Exploró la casa con una linterna. En el sótano encontró una puerta sellada con símbolos tallados en la piedra. Al tocarla, sintió un escalofrío que le recorrió la columna. Esa noche soñó con una mujer vestida de luto que le decía: "No abras. No despiertes lo que duerme."
Pero Mirian no obedeció.
Al siguiente día, contrató a un albañil para romper el sello. Tras horas de trabajo, la puerta cedió. Dentro, una habitación circular, sin ventanas, con un espejo negro en el centro. En él, no se reflejaba. Solo veía a la mujer del sueño, llorando sangre.

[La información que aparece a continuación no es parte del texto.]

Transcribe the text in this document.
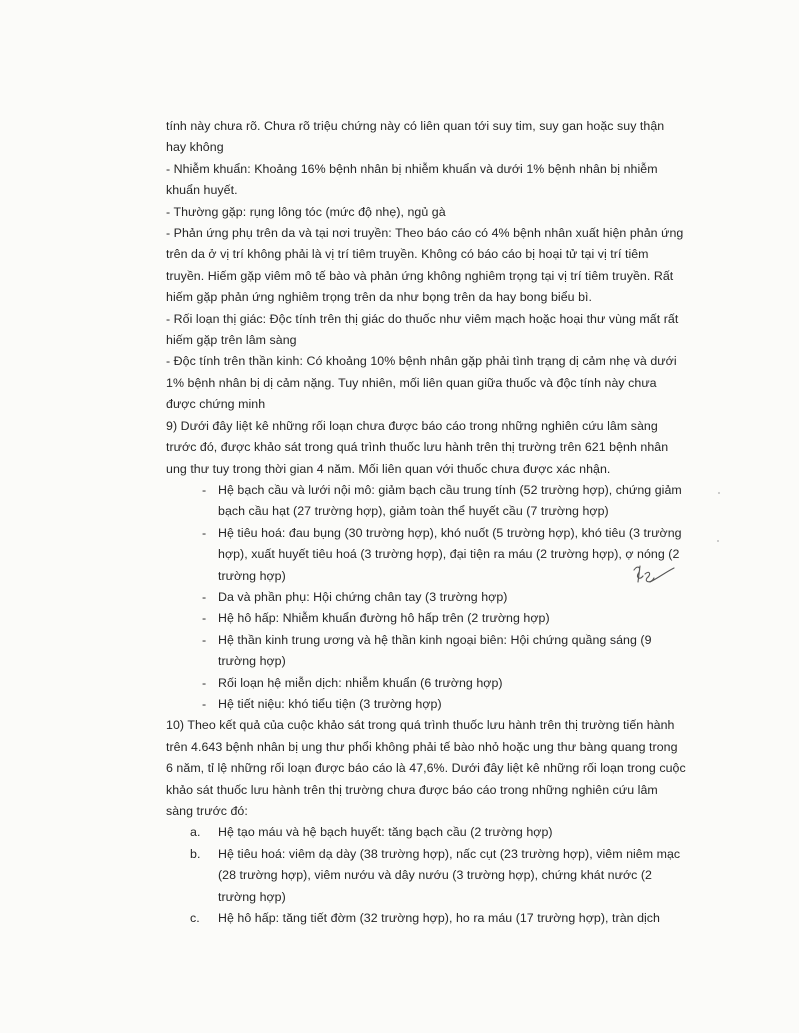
tính này chưa rõ. Chưa rõ triệu chứng này có liên quan tới suy tim, suy gan hoặc suy thận hay không

- Nhiễm khuẩn: Khoảng 16% bệnh nhân bị nhiễm khuẩn và dưới 1% bệnh nhân bị nhiễm khuẩn huyết.

- Thường gặp: rụng lông tóc (mức độ nhẹ), ngủ gà

- Phản ứng phụ trên da và tại nơi truyền: Theo báo cáo có 4% bệnh nhân xuất hiện phản ứng trên da ở vị trí không phải là vị trí tiêm truyền. Không có báo cáo bị hoại tử tại vị trí tiêm truyền. Hiếm gặp viêm mô tế bào và phản ứng không nghiêm trọng tại vị trí tiêm truyền. Rất hiếm gặp phản ứng nghiêm trọng trên da như bọng trên da hay bong biểu bì.

- Rối loạn thị giác: Độc tính trên thị giác do thuốc như viêm mạch hoặc hoại thư vùng mất rất hiếm gặp trên lâm sàng

- Độc tính trên thần kinh: Có khoảng 10% bệnh nhân gặp phải tình trạng dị cảm nhẹ và dưới 1% bệnh nhân bị dị cảm nặng. Tuy nhiên, mối liên quan giữa thuốc và độc tính này chưa được chứng minh

9) Dưới đây liệt kê những rối loạn chưa được báo cáo trong những nghiên cứu lâm sàng trước đó, được khảo sát trong quá trình thuốc lưu hành trên thị trường trên 621 bệnh nhân ung thư tuy trong thời gian 4 năm. Mối liên quan với thuốc chưa được xác nhận.

- Hệ bạch cầu và lưới nội mô: giảm bạch cầu trung tính (52 trường hợp), chứng giảm bạch cầu hạt (27 trường hợp), giảm toàn thể huyết cầu (7 trường hợp)
- Hệ tiêu hoá: đau bụng (30 trường hợp), khó nuốt (5 trường hợp), khó tiêu (3 trường hợp), xuất huyết tiêu hoá (3 trường hợp), đại tiện ra máu (2 trường hợp), ợ nóng (2 trường hợp)
- Da và phần phụ: Hội chứng chân tay (3 trường hợp)
- Hệ hô hấp: Nhiễm khuẩn đường hô hấp trên (2 trường hợp)
- Hệ thần kinh trung ương và hệ thần kinh ngoại biên: Hội chứng quầng sáng (9 trường hợp)
- Rối loạn hệ miễn dịch: nhiễm khuẩn (6 trường hợp)
- Hệ tiết niệu: khó tiểu tiện (3 trường hợp)

10) Theo kết quả của cuộc khảo sát trong quá trình thuốc lưu hành trên thị trường tiến hành trên 4.643 bệnh nhân bị ung thư phổi không phải tế bào nhỏ hoặc ung thư bàng quang trong 6 năm, tỉ lệ những rối loạn được báo cáo là 47,6%. Dưới đây liệt kê những rối loạn trong cuộc khảo sát thuốc lưu hành trên thị trường chưa được báo cáo trong những nghiên cứu lâm sàng trước đó:

a. Hệ tạo máu và hệ bạch huyết: tăng bạch cầu (2 trường hợp)
b. Hệ tiêu hoá: viêm dạ dày (38 trường hợp), nấc cụt (23 trường hợp), viêm niêm mạc (28 trường hợp), viêm nướu và dây nướu (3 trường hợp), chứng khát nước (2 trường hợp)
c. Hệ hô hấp: tăng tiết đờm (32 trường hợp), ho ra máu (17 trường hợp), tràn dịch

Desde entonces, Mirian dejó de dormir. El espejo comenzó a susurrarle cosas. Le hablaba de los Montfort, de pactos antiguos, de un huésped que nuca debió ser liberado. Las paredes de la mansión comenzaron a cambiar: aparecían grietas que sangraban, retratos que se movían, relojes que giraban al revés.
Una noche Mirian desapareció.
La policía encontró la casa vacía. Solo quedaba el espejo, intacto, en el sótano. Y en él, el rostro de Mirian, atrapado, con una espresión infernal.
Hoy, la mansión está en venta. Nadie la quiere. Pero cada cierto tiempo, alguien entra por curiosidad. Y el espejo gana un nuevo reflejo.